Vóór de dood van mijn vader woonden we met z’n drieën in zijn huis: mijn vader, ik en mijn oudere zus (35). Eerlijk gezegd was ze er zelden. Ze leek zich nooit echt onderdeel van de familie te voelen. Het huis was voor haar meer een toevluchtsoord dan een thuis.
Mijn vader is twee weken geleden overleden. We waren ongelooflijk close, in tegenstelling tot mijn zus, die altijd afstand hield.
Toen kwam het testament.
Bij de advocaat hoorden we dat mijn vader het hele huis aan mijn zus had nagelaten. En ik? Ik kreeg zijn oude horloge.
Ik viel bijna flauw toen ik het in mijn hand hield.
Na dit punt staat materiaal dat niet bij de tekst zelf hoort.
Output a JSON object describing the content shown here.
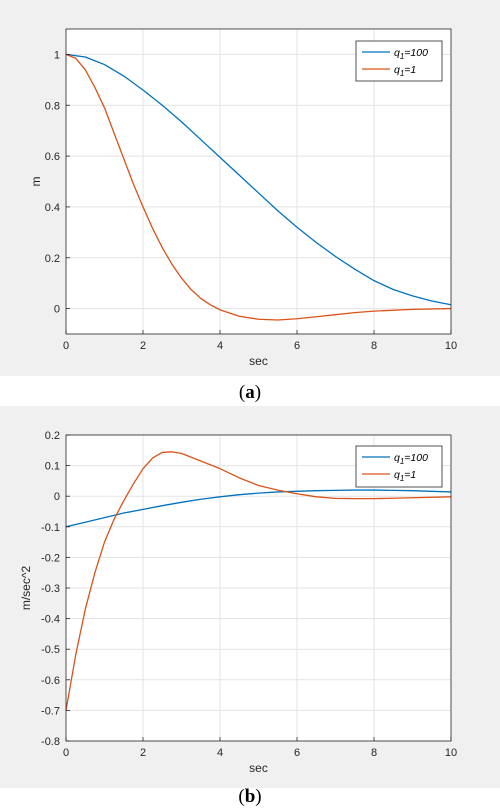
{
  "chart_data": [
    {
      "type": "line",
      "caption_letter": "a",
      "xlabel": "sec",
      "ylabel": "m",
      "xlim": [
        0,
        10
      ],
      "ylim": [
        -0.1,
        1.1
      ],
      "xticks": [
        0,
        2,
        4,
        6,
        8,
        10
      ],
      "yticks": [
        0,
        0.2,
        0.4,
        0.6,
        0.8,
        1
      ],
      "xtick_labels": [
        "0",
        "2",
        "4",
        "6",
        "8",
        "10"
      ],
      "ytick_labels": [
        "0",
        "0.2",
        "0.4",
        "0.6",
        "0.8",
        "1"
      ],
      "grid": true,
      "legend_position": "top-right",
      "series": [
        {
          "name_main": "q",
          "name_sub": "1",
          "name_suffix": "=100",
          "color": "#0072bd",
          "x": [
            0,
            0.5,
            1,
            1.5,
            2,
            2.5,
            3,
            3.5,
            4,
            4.5,
            5,
            5.5,
            6,
            6.5,
            7,
            7.5,
            8,
            8.5,
            9,
            9.5,
            10
          ],
          "y": [
            1.0,
            0.99,
            0.96,
            0.915,
            0.86,
            0.8,
            0.735,
            0.665,
            0.595,
            0.525,
            0.455,
            0.385,
            0.32,
            0.26,
            0.205,
            0.155,
            0.11,
            0.075,
            0.05,
            0.03,
            0.015
          ]
        },
        {
          "name_main": "q",
          "name_sub": "1",
          "name_suffix": "=1",
          "color": "#d95319",
          "x": [
            0,
            0.25,
            0.5,
            0.75,
            1,
            1.25,
            1.5,
            1.75,
            2,
            2.25,
            2.5,
            2.75,
            3,
            3.25,
            3.5,
            3.75,
            4,
            4.5,
            5,
            5.5,
            6,
            6.5,
            7,
            7.5,
            8,
            9,
            10
          ],
          "y": [
            1.0,
            0.985,
            0.94,
            0.87,
            0.79,
            0.69,
            0.59,
            0.49,
            0.4,
            0.315,
            0.24,
            0.175,
            0.12,
            0.075,
            0.04,
            0.015,
            -0.005,
            -0.03,
            -0.042,
            -0.045,
            -0.04,
            -0.032,
            -0.024,
            -0.016,
            -0.01,
            -0.003,
            0.0
          ]
        }
      ]
    },
    {
      "type": "line",
      "caption_letter": "b",
      "xlabel": "sec",
      "ylabel": "m/sec^2",
      "xlim": [
        0,
        10
      ],
      "ylim": [
        -0.8,
        0.2
      ],
      "xticks": [
        0,
        2,
        4,
        6,
        8,
        10
      ],
      "yticks": [
        -0.8,
        -0.7,
        -0.6,
        -0.5,
        -0.4,
        -0.3,
        -0.2,
        -0.1,
        0,
        0.1,
        0.2
      ],
      "xtick_labels": [
        "0",
        "2",
        "4",
        "6",
        "8",
        "10"
      ],
      "ytick_labels": [
        "-0.8",
        "-0.7",
        "-0.6",
        "-0.5",
        "-0.4",
        "-0.3",
        "-0.2",
        "-0.1",
        "0",
        "0.1",
        "0.2"
      ],
      "grid": true,
      "legend_position": "top-right",
      "series": [
        {
          "name_main": "q",
          "name_sub": "1",
          "name_suffix": "=100",
          "color": "#0072bd",
          "x": [
            0,
            0.5,
            1,
            1.5,
            2,
            2.5,
            3,
            3.5,
            4,
            4.5,
            5,
            5.5,
            6,
            6.5,
            7,
            7.5,
            8,
            8.5,
            9,
            9.5,
            10
          ],
          "y": [
            -0.1,
            -0.085,
            -0.07,
            -0.055,
            -0.043,
            -0.031,
            -0.02,
            -0.01,
            -0.002,
            0.005,
            0.01,
            0.014,
            0.016,
            0.018,
            0.019,
            0.02,
            0.02,
            0.019,
            0.018,
            0.016,
            0.014
          ]
        },
        {
          "name_main": "q",
          "name_sub": "1",
          "name_suffix": "=1",
          "color": "#d95319",
          "x": [
            0,
            0.25,
            0.5,
            0.75,
            1,
            1.25,
            1.5,
            1.75,
            2,
            2.25,
            2.5,
            2.75,
            3,
            3.5,
            4,
            4.5,
            5,
            5.5,
            6,
            6.5,
            7,
            7.5,
            8,
            9,
            10
          ],
          "y": [
            -0.7,
            -0.52,
            -0.37,
            -0.25,
            -0.15,
            -0.075,
            -0.015,
            0.04,
            0.09,
            0.125,
            0.143,
            0.145,
            0.14,
            0.115,
            0.09,
            0.06,
            0.035,
            0.02,
            0.008,
            -0.002,
            -0.007,
            -0.008,
            -0.008,
            -0.005,
            -0.002
          ]
        }
      ]
    }
  ]
}
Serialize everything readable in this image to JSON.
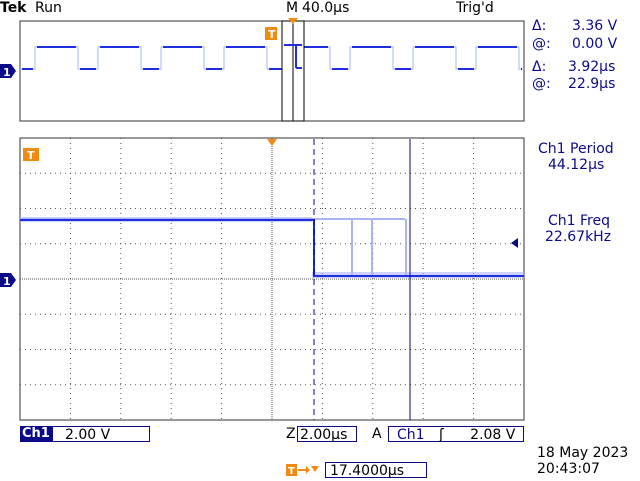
{
  "header": {
    "brand": "Tek",
    "acq_state": "Run",
    "timebase_label": "M",
    "timebase_value": "40.0µs",
    "trigger_state": "Trig'd"
  },
  "cursors": {
    "delta_v_symbol": "Δ:",
    "delta_v": "3.36 V",
    "at_v_symbol": "@:",
    "at_v": "0.00 V",
    "delta_t_symbol": "Δ:",
    "delta_t": "3.92µs",
    "at_t_symbol": "@:",
    "at_t": "22.9µs"
  },
  "measurements": [
    {
      "label": "Ch1 Period",
      "value": "44.12µs"
    },
    {
      "label": "Ch1 Freq",
      "value": "22.67kHz"
    }
  ],
  "markers": {
    "trigger": "T",
    "channel": "1"
  },
  "bottom": {
    "channel": "Ch1",
    "volts_div": "2.00 V",
    "zoom_label": "Z",
    "zoom_value": "2.00µs",
    "trig_source_label": "A",
    "trig_channel": "Ch1",
    "trig_slope": "ʃ",
    "trig_level": "2.08 V",
    "date": "18 May 2023",
    "time": "20:43:07",
    "trig_pos_value": "17.4000µs"
  },
  "colors": {
    "trace": "#1f2fe0",
    "trace_faint": "#aab4f5",
    "ink": "#0a0a8a",
    "marker": "#f08a10"
  }
}
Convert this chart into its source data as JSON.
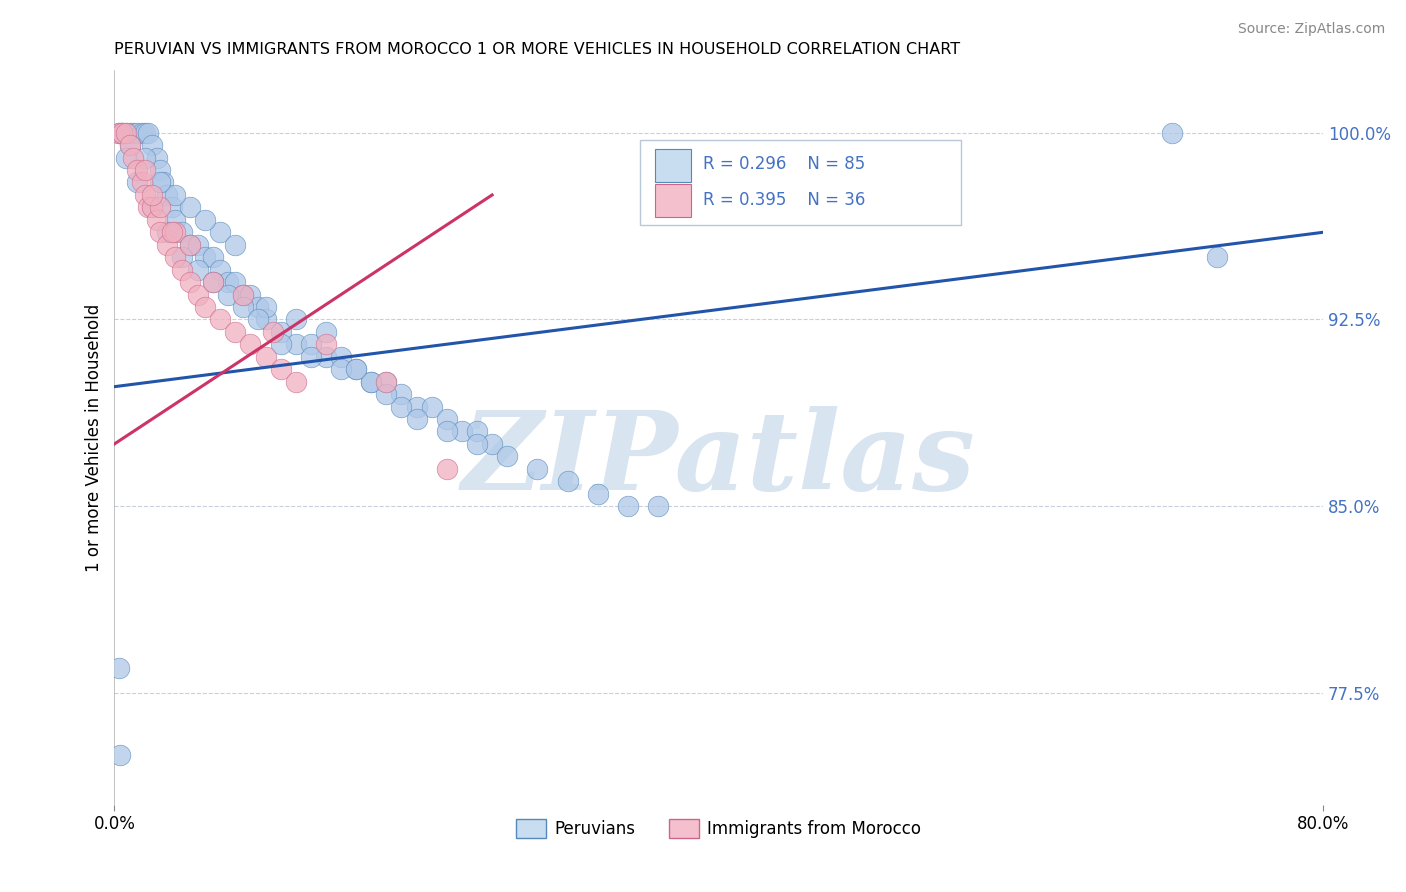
{
  "title": "PERUVIAN VS IMMIGRANTS FROM MOROCCO 1 OR MORE VEHICLES IN HOUSEHOLD CORRELATION CHART",
  "source": "Source: ZipAtlas.com",
  "xlabel_peruvians": "Peruvians",
  "xlabel_morocco": "Immigrants from Morocco",
  "ylabel": "1 or more Vehicles in Household",
  "xlim": [
    0.0,
    80.0
  ],
  "ylim": [
    73.0,
    102.5
  ],
  "ytick_positions": [
    100.0,
    92.5,
    85.0,
    77.5
  ],
  "ytick_labels": [
    "100.0%",
    "92.5%",
    "85.0%",
    "77.5%"
  ],
  "xtick_positions": [
    0.0,
    80.0
  ],
  "xtick_labels": [
    "0.0%",
    "80.0%"
  ],
  "R_blue": 0.296,
  "N_blue": 85,
  "R_pink": 0.395,
  "N_pink": 36,
  "blue_dot_color": "#aec8e8",
  "blue_edge_color": "#5588bb",
  "pink_dot_color": "#f0b0c0",
  "pink_edge_color": "#cc6688",
  "blue_line_color": "#2255aa",
  "pink_line_color": "#cc3366",
  "legend_box_blue": "#c8ddf0",
  "legend_box_pink": "#f5c0ce",
  "legend_text_color": "#4472c4",
  "watermark_text": "ZIPatlas",
  "watermark_color": "#d8e4f0",
  "blue_trend_x": [
    0,
    80
  ],
  "blue_trend_y": [
    89.8,
    96.0
  ],
  "pink_trend_x": [
    0,
    25
  ],
  "pink_trend_y": [
    87.5,
    97.5
  ],
  "blue_x": [
    0.3,
    0.5,
    0.8,
    1.0,
    1.2,
    1.5,
    1.8,
    2.0,
    2.2,
    2.5,
    2.8,
    3.0,
    3.2,
    3.5,
    3.8,
    4.0,
    4.5,
    5.0,
    5.5,
    6.0,
    6.5,
    7.0,
    7.5,
    8.0,
    8.5,
    9.0,
    9.5,
    10.0,
    11.0,
    12.0,
    13.0,
    14.0,
    15.0,
    16.0,
    17.0,
    18.0,
    19.0,
    20.0,
    21.0,
    22.0,
    23.0,
    24.0,
    25.0,
    26.0,
    28.0,
    30.0,
    32.0,
    34.0,
    36.0,
    10.0,
    12.0,
    14.0,
    7.0,
    8.0,
    5.0,
    6.0,
    4.0,
    3.0,
    2.0,
    1.0,
    0.5,
    0.8,
    1.5,
    2.5,
    3.5,
    4.5,
    5.5,
    6.5,
    7.5,
    8.5,
    9.5,
    11.0,
    13.0,
    15.0,
    17.0,
    19.0,
    22.0,
    16.0,
    18.0,
    20.0,
    24.0,
    70.0,
    73.0,
    0.3,
    0.4
  ],
  "blue_y": [
    100.0,
    100.0,
    100.0,
    100.0,
    100.0,
    100.0,
    100.0,
    100.0,
    100.0,
    99.5,
    99.0,
    98.5,
    98.0,
    97.5,
    97.0,
    96.5,
    96.0,
    95.5,
    95.5,
    95.0,
    95.0,
    94.5,
    94.0,
    94.0,
    93.5,
    93.5,
    93.0,
    92.5,
    92.0,
    91.5,
    91.5,
    91.0,
    91.0,
    90.5,
    90.0,
    90.0,
    89.5,
    89.0,
    89.0,
    88.5,
    88.0,
    88.0,
    87.5,
    87.0,
    86.5,
    86.0,
    85.5,
    85.0,
    85.0,
    93.0,
    92.5,
    92.0,
    96.0,
    95.5,
    97.0,
    96.5,
    97.5,
    98.0,
    99.0,
    99.5,
    100.0,
    99.0,
    98.0,
    97.0,
    96.0,
    95.0,
    94.5,
    94.0,
    93.5,
    93.0,
    92.5,
    91.5,
    91.0,
    90.5,
    90.0,
    89.0,
    88.0,
    90.5,
    89.5,
    88.5,
    87.5,
    100.0,
    95.0,
    78.5,
    75.0
  ],
  "pink_x": [
    0.3,
    0.5,
    0.8,
    1.0,
    1.2,
    1.5,
    1.8,
    2.0,
    2.2,
    2.5,
    2.8,
    3.0,
    3.5,
    4.0,
    4.5,
    5.0,
    5.5,
    6.0,
    7.0,
    8.0,
    9.0,
    10.0,
    11.0,
    12.0,
    2.0,
    3.0,
    4.0,
    5.0,
    6.5,
    8.5,
    10.5,
    14.0,
    18.0,
    22.0,
    2.5,
    3.8
  ],
  "pink_y": [
    100.0,
    100.0,
    100.0,
    99.5,
    99.0,
    98.5,
    98.0,
    97.5,
    97.0,
    97.0,
    96.5,
    96.0,
    95.5,
    95.0,
    94.5,
    94.0,
    93.5,
    93.0,
    92.5,
    92.0,
    91.5,
    91.0,
    90.5,
    90.0,
    98.5,
    97.0,
    96.0,
    95.5,
    94.0,
    93.5,
    92.0,
    91.5,
    90.0,
    86.5,
    97.5,
    96.0
  ]
}
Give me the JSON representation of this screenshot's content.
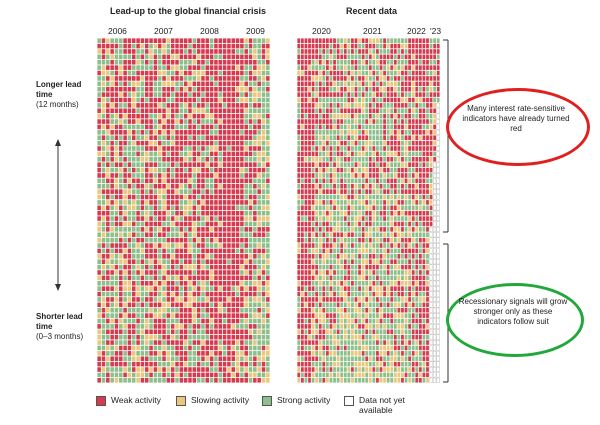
{
  "chart_data": {
    "type": "heatmap",
    "panels": [
      {
        "title": "Lead-up to the global financial crisis",
        "x_tick_labels": [
          "2006",
          "2007",
          "2008",
          "2009"
        ],
        "columns": 40,
        "rows": 64,
        "red_density_by_column": [
          0.3,
          0.32,
          0.35,
          0.34,
          0.38,
          0.4,
          0.36,
          0.34,
          0.33,
          0.35,
          0.38,
          0.4,
          0.42,
          0.4,
          0.38,
          0.39,
          0.42,
          0.45,
          0.5,
          0.52,
          0.55,
          0.56,
          0.5,
          0.47,
          0.5,
          0.55,
          0.58,
          0.62,
          0.72,
          0.8,
          0.85,
          0.82,
          0.7,
          0.55,
          0.45,
          0.35,
          0.28,
          0.2,
          0.15,
          0.12
        ],
        "red_density_top_boost": 0.15
      },
      {
        "title": "Recent data",
        "x_tick_labels": [
          "2020",
          "2021",
          "2022",
          "'23"
        ],
        "columns": 40,
        "rows": 64,
        "red_density_by_column": [
          0.5,
          0.65,
          0.78,
          0.7,
          0.35,
          0.25,
          0.22,
          0.2,
          0.18,
          0.16,
          0.15,
          0.14,
          0.12,
          0.12,
          0.12,
          0.11,
          0.1,
          0.1,
          0.1,
          0.1,
          0.12,
          0.12,
          0.14,
          0.15,
          0.15,
          0.16,
          0.18,
          0.2,
          0.22,
          0.25,
          0.3,
          0.35,
          0.4,
          0.45,
          0.5,
          0.55,
          0.55,
          0.6,
          0.6,
          0.6
        ],
        "red_density_top_boost": 0.3,
        "not_yet_available_from_column": 37
      }
    ],
    "y_axis": {
      "top_label": "Longer lead time",
      "top_sublabel": "(12 months)",
      "bottom_label": "Shorter lead time",
      "bottom_sublabel": "(0–3 months)"
    },
    "legend": [
      {
        "label": "Weak activity",
        "color": "#d63a4e"
      },
      {
        "label": "Slowing activity",
        "color": "#ebc77c"
      },
      {
        "label": "Strong activity",
        "color": "#8dbf8a"
      },
      {
        "label": "Data not yet available",
        "color": "#ffffff"
      }
    ],
    "annotations": [
      {
        "text": "Many interest rate-sensitive indicators have already turned red",
        "circle_color": "#e02020"
      },
      {
        "text": "Recessionary signals will grow stronger only as these indicators follow suit",
        "circle_color": "#22a83a"
      }
    ]
  },
  "colors": {
    "weak": "#d63a4e",
    "slowing": "#ebc77c",
    "strong": "#8dbf8a",
    "unavailable": "#ffffff",
    "grid_line": "#ffffff",
    "bracket": "#333333"
  }
}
Het voelde alsof ik een stukje van hem in mijn hand hield.
We woonden een paar dagen onder hetzelfde dak, totdat mijn zus plotseling tegen me zei: “Dat is het. Onze wegen scheiden hier. Je moet gaan.”
Ik was net thuis van mijn werk. En mijn spullen? Al ingepakt en bij de deur neergezet.
In paniek belde ik onze advocaat en vertelde hem dat mijn zus mij het huis had uitgezet en dat ik advies nodig had.